1. A micro-electroacoustic device comprising:

a housing;

a magnet received in the housing;

a coil surrounding the magnet; and

a diaphragm attached to the housing, the diaphragm comprising: a central portion in a center of the diaphragm, the central portion comprising a central section in a center of the central portion, a peripheral section at an outer periphery of the central portion, and a connecting section between the central section and the peripheral section, the peripheral section forming at least one protrusion, the coil being attached to a rear surface of the connecting section of the central portion; and an external portion surrounding the central portion a seat protrusion extending radially and inwardly from an inner peripheral surface of a seat.

2. The micro-electroacoustic device as claimed in claim 1, wherein the at least one protrusion comprises two opposite protrusions symmetrically disposed at two opposite sides of the central section.

3. The micro-electroacoustic device as claimed in claim 2, wherein each of the protrusions comprises a first sloping segment, a second sloping segment and a ridge at a joint between the first and second sloping segments, the first sloping segment extending upwardly and outwardly from the connecting section to the ridge, the second sloping segment extending downwardly and outwardly from the ridge to the external portion.

4. The micro-electroacoustic device as claimed in claim 3, wherein the second sloping segment of each protrusion has a larger inclined angle than the first sloping segment of each protrusion.

5. The micro-electroacoustic device as claimed in claim 1, wherein the central section is dome-shaped and defines a spherical recess in a center thereof.

6. The micro-electroacoustic device as claimed in claim 1, wherein the external portion has a profile of a stadium track and has a semicircular-shaped cross section.

7. The micro-electroacoustic device as claimed in claim 1, wherein the diaphragm further comprises a flange extending radially and outwardly from an outer peripheral edge of the external portion, the housing comprising a base plate and a sidewall on the base plate, the sidewall defining a receiving chamber therein, a step extending radially and inwardly from an inner peripheral surface of the sidewall, the flange of the diaphragm being attached to the step of the sidewall.

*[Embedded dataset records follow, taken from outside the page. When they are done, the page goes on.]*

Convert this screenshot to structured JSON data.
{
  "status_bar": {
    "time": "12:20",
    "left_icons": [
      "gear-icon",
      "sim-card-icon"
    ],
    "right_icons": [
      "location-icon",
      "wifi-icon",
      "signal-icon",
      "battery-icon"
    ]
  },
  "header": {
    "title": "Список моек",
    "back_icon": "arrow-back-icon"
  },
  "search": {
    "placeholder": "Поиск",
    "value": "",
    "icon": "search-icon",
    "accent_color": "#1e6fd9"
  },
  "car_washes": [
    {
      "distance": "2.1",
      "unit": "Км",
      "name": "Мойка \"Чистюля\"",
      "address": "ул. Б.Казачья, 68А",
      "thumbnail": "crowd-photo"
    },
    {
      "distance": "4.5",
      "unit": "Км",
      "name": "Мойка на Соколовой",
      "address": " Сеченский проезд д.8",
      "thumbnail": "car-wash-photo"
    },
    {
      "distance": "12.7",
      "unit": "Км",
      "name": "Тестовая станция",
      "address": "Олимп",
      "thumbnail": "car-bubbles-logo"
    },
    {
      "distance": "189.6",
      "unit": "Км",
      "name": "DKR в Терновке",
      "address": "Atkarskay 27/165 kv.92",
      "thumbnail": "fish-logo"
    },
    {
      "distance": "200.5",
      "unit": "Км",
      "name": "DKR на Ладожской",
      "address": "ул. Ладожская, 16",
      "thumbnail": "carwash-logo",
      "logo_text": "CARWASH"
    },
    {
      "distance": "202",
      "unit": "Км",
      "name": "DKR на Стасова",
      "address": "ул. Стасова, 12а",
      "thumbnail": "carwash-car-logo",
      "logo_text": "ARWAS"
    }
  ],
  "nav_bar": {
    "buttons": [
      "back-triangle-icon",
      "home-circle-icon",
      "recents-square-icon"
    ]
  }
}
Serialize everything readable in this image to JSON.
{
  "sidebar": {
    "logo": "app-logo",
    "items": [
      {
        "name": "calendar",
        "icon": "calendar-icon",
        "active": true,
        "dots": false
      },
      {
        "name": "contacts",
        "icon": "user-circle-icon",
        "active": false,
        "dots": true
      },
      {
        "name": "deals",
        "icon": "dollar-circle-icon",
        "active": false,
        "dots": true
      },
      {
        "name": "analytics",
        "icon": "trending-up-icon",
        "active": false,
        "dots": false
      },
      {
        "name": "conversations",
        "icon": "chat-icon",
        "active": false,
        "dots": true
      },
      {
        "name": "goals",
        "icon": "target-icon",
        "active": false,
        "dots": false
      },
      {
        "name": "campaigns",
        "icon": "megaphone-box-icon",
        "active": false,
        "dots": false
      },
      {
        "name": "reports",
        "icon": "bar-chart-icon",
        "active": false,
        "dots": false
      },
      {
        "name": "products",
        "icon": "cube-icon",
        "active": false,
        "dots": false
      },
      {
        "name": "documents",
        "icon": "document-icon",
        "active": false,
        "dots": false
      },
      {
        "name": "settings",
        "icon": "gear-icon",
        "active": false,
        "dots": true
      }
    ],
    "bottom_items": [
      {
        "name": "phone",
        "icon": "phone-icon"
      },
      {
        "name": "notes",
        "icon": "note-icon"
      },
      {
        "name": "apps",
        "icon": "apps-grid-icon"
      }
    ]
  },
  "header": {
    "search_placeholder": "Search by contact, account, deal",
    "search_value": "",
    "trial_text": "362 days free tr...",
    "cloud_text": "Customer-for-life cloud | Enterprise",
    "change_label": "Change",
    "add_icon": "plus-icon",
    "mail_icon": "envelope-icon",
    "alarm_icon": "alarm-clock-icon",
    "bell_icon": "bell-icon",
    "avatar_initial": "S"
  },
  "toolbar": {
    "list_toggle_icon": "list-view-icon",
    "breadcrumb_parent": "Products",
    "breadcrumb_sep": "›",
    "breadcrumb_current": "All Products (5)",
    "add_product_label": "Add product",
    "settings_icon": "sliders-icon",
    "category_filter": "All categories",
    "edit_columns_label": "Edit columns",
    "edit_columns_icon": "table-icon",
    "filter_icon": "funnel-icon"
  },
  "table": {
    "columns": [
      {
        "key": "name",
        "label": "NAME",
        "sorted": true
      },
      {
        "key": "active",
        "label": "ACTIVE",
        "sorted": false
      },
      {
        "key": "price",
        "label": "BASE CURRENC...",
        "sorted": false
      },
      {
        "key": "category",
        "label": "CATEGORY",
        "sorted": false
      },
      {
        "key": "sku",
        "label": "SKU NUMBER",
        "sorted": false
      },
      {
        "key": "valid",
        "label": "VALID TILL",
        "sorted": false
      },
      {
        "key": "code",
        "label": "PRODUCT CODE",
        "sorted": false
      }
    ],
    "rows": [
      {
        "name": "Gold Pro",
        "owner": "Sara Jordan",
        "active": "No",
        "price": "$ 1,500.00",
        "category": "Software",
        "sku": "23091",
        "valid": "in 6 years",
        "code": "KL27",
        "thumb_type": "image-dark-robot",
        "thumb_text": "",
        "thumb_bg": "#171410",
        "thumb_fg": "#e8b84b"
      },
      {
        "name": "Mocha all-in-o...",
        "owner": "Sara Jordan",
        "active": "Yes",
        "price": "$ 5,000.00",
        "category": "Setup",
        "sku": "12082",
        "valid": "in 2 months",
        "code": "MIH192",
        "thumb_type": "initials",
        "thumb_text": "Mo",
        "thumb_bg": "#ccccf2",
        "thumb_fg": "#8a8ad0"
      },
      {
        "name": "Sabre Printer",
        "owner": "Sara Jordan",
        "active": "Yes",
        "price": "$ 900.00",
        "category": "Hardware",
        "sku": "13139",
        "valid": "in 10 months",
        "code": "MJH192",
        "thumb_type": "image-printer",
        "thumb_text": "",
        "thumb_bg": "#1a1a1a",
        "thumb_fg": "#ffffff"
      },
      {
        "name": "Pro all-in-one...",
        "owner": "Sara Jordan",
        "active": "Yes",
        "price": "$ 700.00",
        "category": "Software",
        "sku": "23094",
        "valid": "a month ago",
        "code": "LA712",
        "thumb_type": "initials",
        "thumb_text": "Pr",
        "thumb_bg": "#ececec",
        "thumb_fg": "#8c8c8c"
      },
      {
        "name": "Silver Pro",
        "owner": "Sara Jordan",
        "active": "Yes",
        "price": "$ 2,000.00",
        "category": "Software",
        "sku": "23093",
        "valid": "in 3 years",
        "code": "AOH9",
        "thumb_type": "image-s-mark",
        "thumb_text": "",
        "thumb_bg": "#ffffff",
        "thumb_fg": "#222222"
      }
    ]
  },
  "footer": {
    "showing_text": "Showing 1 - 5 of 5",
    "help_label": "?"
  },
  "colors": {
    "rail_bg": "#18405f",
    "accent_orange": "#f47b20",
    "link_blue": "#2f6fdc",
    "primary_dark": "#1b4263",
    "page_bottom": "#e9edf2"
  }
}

8. The micro-electroacoustic device as claimed in claim 7, further comprising a yoke, the yoke comprising a base wall and a side wall extending from an outer edge of the base wall, the yoke defining a receiving space therein, the base plate comprising the seat and two opposite arms extending outwardly from an outer peripheral surface of the seat to the sidewall of the housing, the seat defining a through hole therein, the yoke being received in the through hole of the seat, the side wall of the yoke resting on the protrusion of the seat, the through hole of the seat communicating with the receiving space of the yoke, the magnet resting on the base wall of the yoke.